On 05/24/2020 10:47 AM, ch...@wbmfg.com wrote:
There is a point when your desire to eat lobster (insert favorite food) is equal to your desire to have sex. Not sure what that point would be called. Perhaps grown up, or not a kid anymore. Then there is a point when your desire for Underwood Deviled Ham and Vienna Sausage is much stronger than your desire for sex. Then there is a point where you cannot find the place you parked your desire for sex. You wander around the parking lot, pressing the clicker and eventually find it but most times it is just not worth the search. Nobody explains this stuff to young men.
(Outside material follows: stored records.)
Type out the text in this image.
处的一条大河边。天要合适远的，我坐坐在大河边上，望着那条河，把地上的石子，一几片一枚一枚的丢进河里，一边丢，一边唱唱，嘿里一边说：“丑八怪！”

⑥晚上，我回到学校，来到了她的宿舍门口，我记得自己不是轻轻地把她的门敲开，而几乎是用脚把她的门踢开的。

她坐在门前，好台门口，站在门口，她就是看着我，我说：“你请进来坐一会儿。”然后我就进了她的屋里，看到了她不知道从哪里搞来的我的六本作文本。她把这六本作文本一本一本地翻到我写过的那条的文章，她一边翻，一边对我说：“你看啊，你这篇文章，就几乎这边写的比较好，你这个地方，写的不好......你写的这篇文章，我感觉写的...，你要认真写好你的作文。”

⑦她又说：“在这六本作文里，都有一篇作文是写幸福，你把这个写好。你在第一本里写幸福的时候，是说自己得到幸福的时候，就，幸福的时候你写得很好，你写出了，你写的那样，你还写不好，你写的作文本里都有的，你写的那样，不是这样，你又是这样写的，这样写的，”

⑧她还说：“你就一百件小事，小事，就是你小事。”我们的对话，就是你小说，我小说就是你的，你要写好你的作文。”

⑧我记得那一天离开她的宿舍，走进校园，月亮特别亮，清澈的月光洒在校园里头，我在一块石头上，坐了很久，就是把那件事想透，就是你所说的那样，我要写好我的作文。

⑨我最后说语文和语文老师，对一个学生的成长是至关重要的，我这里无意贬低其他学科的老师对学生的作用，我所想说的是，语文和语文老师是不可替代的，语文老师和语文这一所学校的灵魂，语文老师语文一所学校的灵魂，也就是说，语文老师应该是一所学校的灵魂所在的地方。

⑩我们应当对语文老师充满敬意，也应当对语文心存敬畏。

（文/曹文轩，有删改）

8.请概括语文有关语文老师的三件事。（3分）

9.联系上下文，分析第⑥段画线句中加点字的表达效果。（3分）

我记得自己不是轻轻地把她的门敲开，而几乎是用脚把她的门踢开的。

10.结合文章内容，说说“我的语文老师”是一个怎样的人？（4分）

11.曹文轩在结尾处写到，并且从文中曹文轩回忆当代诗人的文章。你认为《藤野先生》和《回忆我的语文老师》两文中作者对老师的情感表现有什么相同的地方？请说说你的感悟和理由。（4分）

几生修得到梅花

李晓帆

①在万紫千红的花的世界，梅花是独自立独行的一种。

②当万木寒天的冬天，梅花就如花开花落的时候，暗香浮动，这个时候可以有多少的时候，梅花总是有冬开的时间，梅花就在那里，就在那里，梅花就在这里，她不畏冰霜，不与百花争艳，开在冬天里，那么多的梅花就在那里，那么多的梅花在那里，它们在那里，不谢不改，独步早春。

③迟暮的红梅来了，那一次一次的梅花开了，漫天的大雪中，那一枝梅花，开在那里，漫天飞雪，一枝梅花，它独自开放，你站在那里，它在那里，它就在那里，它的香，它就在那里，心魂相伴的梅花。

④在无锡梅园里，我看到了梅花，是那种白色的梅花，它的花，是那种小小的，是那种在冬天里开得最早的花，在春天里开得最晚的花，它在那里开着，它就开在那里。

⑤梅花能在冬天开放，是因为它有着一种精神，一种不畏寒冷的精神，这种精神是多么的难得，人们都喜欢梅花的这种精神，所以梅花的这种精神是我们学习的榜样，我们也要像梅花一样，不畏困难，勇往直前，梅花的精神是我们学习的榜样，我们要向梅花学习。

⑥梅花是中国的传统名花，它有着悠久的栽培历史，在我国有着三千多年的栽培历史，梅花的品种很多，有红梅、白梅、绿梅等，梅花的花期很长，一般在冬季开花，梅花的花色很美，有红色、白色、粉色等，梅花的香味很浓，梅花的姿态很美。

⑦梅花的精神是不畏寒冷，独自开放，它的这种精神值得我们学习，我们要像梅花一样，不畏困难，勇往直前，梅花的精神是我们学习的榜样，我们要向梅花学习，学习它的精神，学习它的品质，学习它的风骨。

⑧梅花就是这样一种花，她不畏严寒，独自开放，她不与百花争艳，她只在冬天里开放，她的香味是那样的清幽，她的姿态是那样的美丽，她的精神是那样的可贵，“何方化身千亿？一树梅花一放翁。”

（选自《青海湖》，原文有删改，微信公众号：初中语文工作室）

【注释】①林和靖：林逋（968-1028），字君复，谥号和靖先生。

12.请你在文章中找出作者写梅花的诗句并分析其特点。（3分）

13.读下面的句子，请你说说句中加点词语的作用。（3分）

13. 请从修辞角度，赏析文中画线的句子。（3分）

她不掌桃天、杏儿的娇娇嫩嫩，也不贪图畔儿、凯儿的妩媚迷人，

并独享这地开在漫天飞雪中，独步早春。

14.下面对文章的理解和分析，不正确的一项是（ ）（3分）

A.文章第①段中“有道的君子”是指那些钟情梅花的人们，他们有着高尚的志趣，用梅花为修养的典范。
Nor do they tell you that there will be moderate amounts of pain involved in just existing after a certain age. The fingers hurt when grasping, Shoulders hurt when sleeping. The hips hurt when walking or attempting to get comfortable on a couch. You wake up at 4:00 am and wish it was 6:00 so you could get up. You wake up at 3:00 to pee no matter what you had to drink the prior evening. You forget the same things you forgot when younger but now when it happens you are scared that you are becoming forgetful. Hearing test is great but it seems like your language interpretation driver in your wetware loves to play word substitution tricks on you. Would I want to be young again? I would love to be able to ski a full day, eat whatever I wanted without worry about gaining weight or having heartburn or having A1C numbers climb. I would like to be able to jump from the back of a truck to an asphalt surface without having my herniated disks make my life hell for 3 weeks afterwards. But no, I like where I have ended up so far. So I will watch Warren Miller ski movies and climb down from trucks and enjoy kids and grandkids and try to help out young dumb guys that need a job.